A Critical Reading of Spike Jonze's Her
- Sukhmani Malhi
- Dec 14, 2019
- 2 min read

Her is a science-fiction romantic drama, written, produced and directed by Spike Jonze, which follows the life of Theodore Twombly, set in the near future in Los Angeles. Theodore is an introverted, lonely everyman who works as a professional writer composing personal letters for other people and is dealing with a failed marriage with his childhood love, Catherine. Upon purchasing an operating system upgrade that includes a virtual assistant with artificial intelligence, he begins to bond with the AI. ‘Her’ represents the result of human experience being enveloped and permeated by technology. It forecasts the human alienation and other complexities that come with a world where everything is catered to optimising ease and algorithms are written to perfectly mould themselves around the requirements of human beings. A romantic relationship develops between the man and the operating system. Psychoanalytic themes and ideologies are dominant in the film. In its depiction of a love story between a human and a digital system, it deals with Lacan’s formulation that “there is no such thing as a sexual relationship”.
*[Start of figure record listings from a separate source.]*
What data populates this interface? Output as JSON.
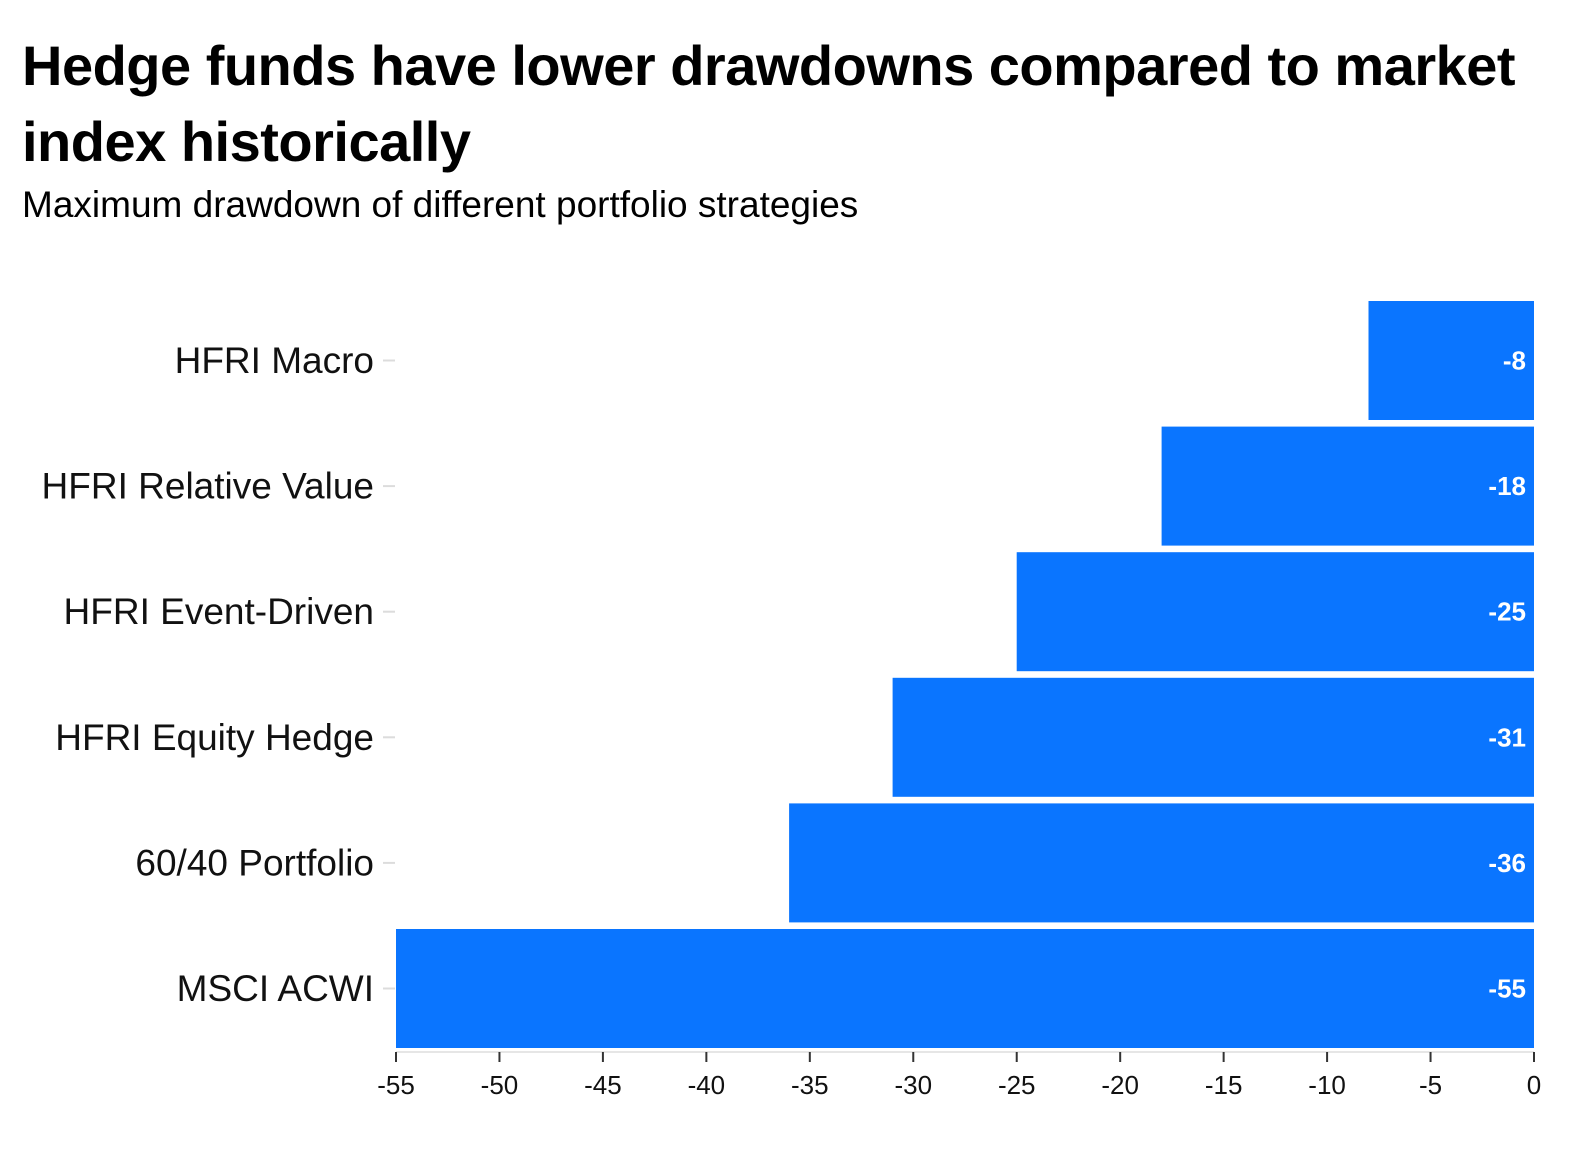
{
  "chart_data": {
    "type": "bar",
    "orientation": "horizontal",
    "title": "Hedge funds have lower drawdowns compared to market index historically",
    "subtitle": "Maximum drawdown of different portfolio strategies",
    "categories": [
      "HFRI Macro",
      "HFRI Relative Value",
      "HFRI Event-Driven",
      "HFRI Equity Hedge",
      "60/40 Portfolio",
      "MSCI ACWI"
    ],
    "values": [
      -8,
      -18,
      -25,
      -31,
      -36,
      -55
    ],
    "value_labels": [
      "-8",
      "-18",
      "-25",
      "-31",
      "-36",
      "-55"
    ],
    "xlim": [
      -55,
      0
    ],
    "x_ticks": [
      -55,
      -50,
      -45,
      -40,
      -35,
      -30,
      -25,
      -20,
      -15,
      -10,
      -5,
      0
    ],
    "x_tick_labels": [
      "-55",
      "-50",
      "-45",
      "-40",
      "-35",
      "-30",
      "-25",
      "-20",
      "-15",
      "-10",
      "-5",
      "0"
    ],
    "grid": false,
    "bar_color": "#0A75FF",
    "value_label_color": "#FFFFFF"
  }
}
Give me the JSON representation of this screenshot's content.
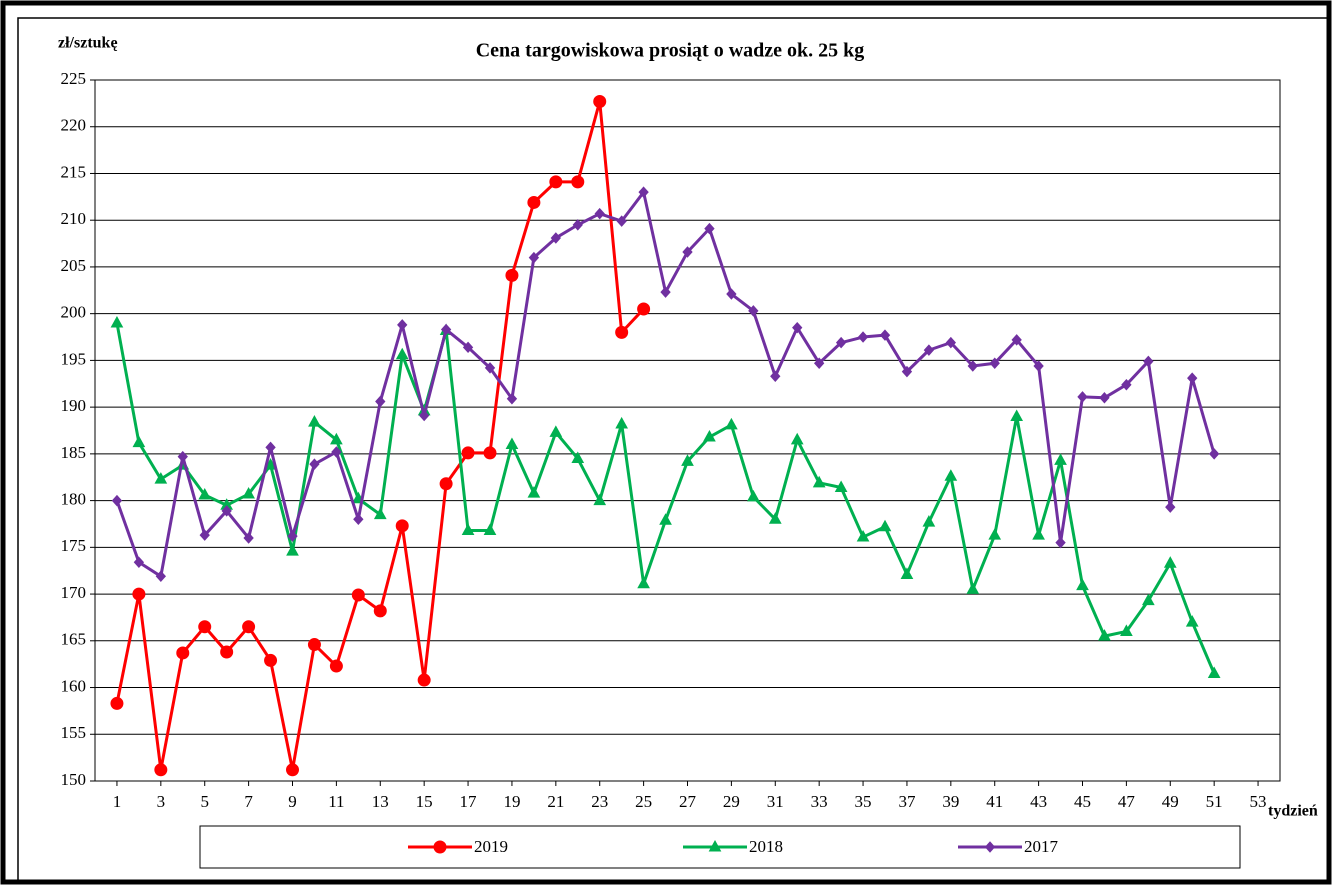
{
  "chart_data": {
    "type": "line",
    "title": "Cena targowiskowa prosiąt o wadze ok. 25 kg",
    "y_label": "zł/sztukę",
    "x_label": "tydzień",
    "x": [
      1,
      2,
      3,
      4,
      5,
      6,
      7,
      8,
      9,
      10,
      11,
      12,
      13,
      14,
      15,
      16,
      17,
      18,
      19,
      20,
      21,
      22,
      23,
      24,
      25,
      26,
      27,
      28,
      29,
      30,
      31,
      32,
      33,
      34,
      35,
      36,
      37,
      38,
      39,
      40,
      41,
      42,
      43,
      44,
      45,
      46,
      47,
      48,
      49,
      50,
      51
    ],
    "xlim": [
      0,
      54
    ],
    "xticks": [
      1,
      3,
      5,
      7,
      9,
      11,
      13,
      15,
      17,
      19,
      21,
      23,
      25,
      27,
      29,
      31,
      33,
      35,
      37,
      39,
      41,
      43,
      45,
      47,
      49,
      51,
      53
    ],
    "ylim": [
      150,
      225
    ],
    "yticks": [
      150,
      155,
      160,
      165,
      170,
      175,
      180,
      185,
      190,
      195,
      200,
      205,
      210,
      215,
      220,
      225
    ],
    "grid": true,
    "series": [
      {
        "name": "2019",
        "color": "#ff0000",
        "marker": "circle",
        "values": [
          158.3,
          170,
          151.2,
          163.7,
          166.5,
          163.8,
          166.5,
          162.9,
          151.2,
          164.6,
          162.3,
          169.9,
          168.2,
          177.3,
          160.8,
          181.8,
          185.1,
          185.1,
          204.1,
          211.9,
          214.1,
          214.1,
          222.7,
          198,
          200.5,
          null,
          null,
          null,
          null,
          null,
          null,
          null,
          null,
          null,
          null,
          null,
          null,
          null,
          null,
          null,
          null,
          null,
          null,
          null,
          null,
          null,
          null,
          null,
          null,
          null,
          null
        ]
      },
      {
        "name": "2018",
        "color": "#00b050",
        "marker": "triangle",
        "values": [
          199,
          186.2,
          182.3,
          183.8,
          180.6,
          179.5,
          180.7,
          183.8,
          174.6,
          188.4,
          186.5,
          180.2,
          178.5,
          195.6,
          189.6,
          198.2,
          176.8,
          176.8,
          186,
          180.8,
          187.3,
          184.5,
          180,
          188.2,
          171.1,
          177.9,
          184.2,
          186.8,
          188.1,
          180.4,
          178,
          186.5,
          181.9,
          181.4,
          176.1,
          177.2,
          172.1,
          177.7,
          182.6,
          170.5,
          176.3,
          189,
          176.3,
          184.3,
          170.9,
          165.5,
          166,
          169.3,
          173.3,
          167,
          161.5
        ]
      },
      {
        "name": "2017",
        "color": "#7030a0",
        "marker": "diamond",
        "values": [
          180,
          173.4,
          171.9,
          184.7,
          176.3,
          178.9,
          176,
          185.7,
          176.2,
          183.9,
          185.2,
          178,
          190.6,
          198.8,
          189.1,
          198.3,
          196.4,
          194.2,
          190.9,
          206,
          208.1,
          209.5,
          210.7,
          209.9,
          213,
          202.3,
          206.6,
          209.1,
          202.1,
          200.3,
          193.3,
          198.5,
          194.7,
          196.9,
          197.5,
          197.7,
          193.8,
          196.1,
          196.9,
          194.4,
          194.7,
          197.2,
          194.4,
          175.5,
          191.1,
          191,
          192.4,
          194.9,
          179.3,
          193.1,
          185
        ]
      }
    ]
  }
}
Jonze provides an intriguing critique on subjectivity in the age of “capitalist realism”, as coined by Mark Fisher, wherein capitalism is the only practical economic system and thus, there can be no conceivable alternative. Fisher in his theory describes a state of impotence and depressive hedonia which is personified by Theo in ‘Her’. He is the product of a twenty-first century culture of digitalisation and consumerism, which become the power structures within the film, along with the prescribed enjoyment which is a result of the consumer society as theorised by Jacques Lacan and Slavoj Žižek. The failure of “material sex” is a predominant premise of the film and resists the power structures revolving around an ideal romantic relationship between a heterosexual couple. It highlights the creation of a libidinal excess through capitalist exploitation which hasn’t yet been objectified or made sense of. It is in light of capitalist realism and digital culture that the absence of any political alternatives would lead to humans turning to their gadgets and other objects. The film portrays how economic relations are exploitative and social relations are impossible, and have hence become commoditized. It is a prediction of the failure that the relationship between humans and their objects will ultimately lead to. However, the political and economic systems that ‘Her’ is set in are not purely capitalistic, but a post-capitalist world where trading of commodities still exists, but there is no uneven distribution of wealth, no class and a thriving economy. It is a sort of Socialist utopia where the characters pursue what they truly love and the workers are not parts of a corporate machine. Theodore’s ex-wife Catherine is a successful writer and his neighbour and friend, Amy makes documentaries and designs video games. The economic system displayed in the film is Market socialism, rather than a free market economy but this society is still dealing with the lingering effects of capitalism from the not-so-distant past. The emotional isolation of the characters being one of these effects, which can be explained by Marx’s idea of technology ultimately leading to alienation, in the way that it transformed work. The hegemonic influences of capitalism are heavily opposed in the film, through the prophecy of an ugly future.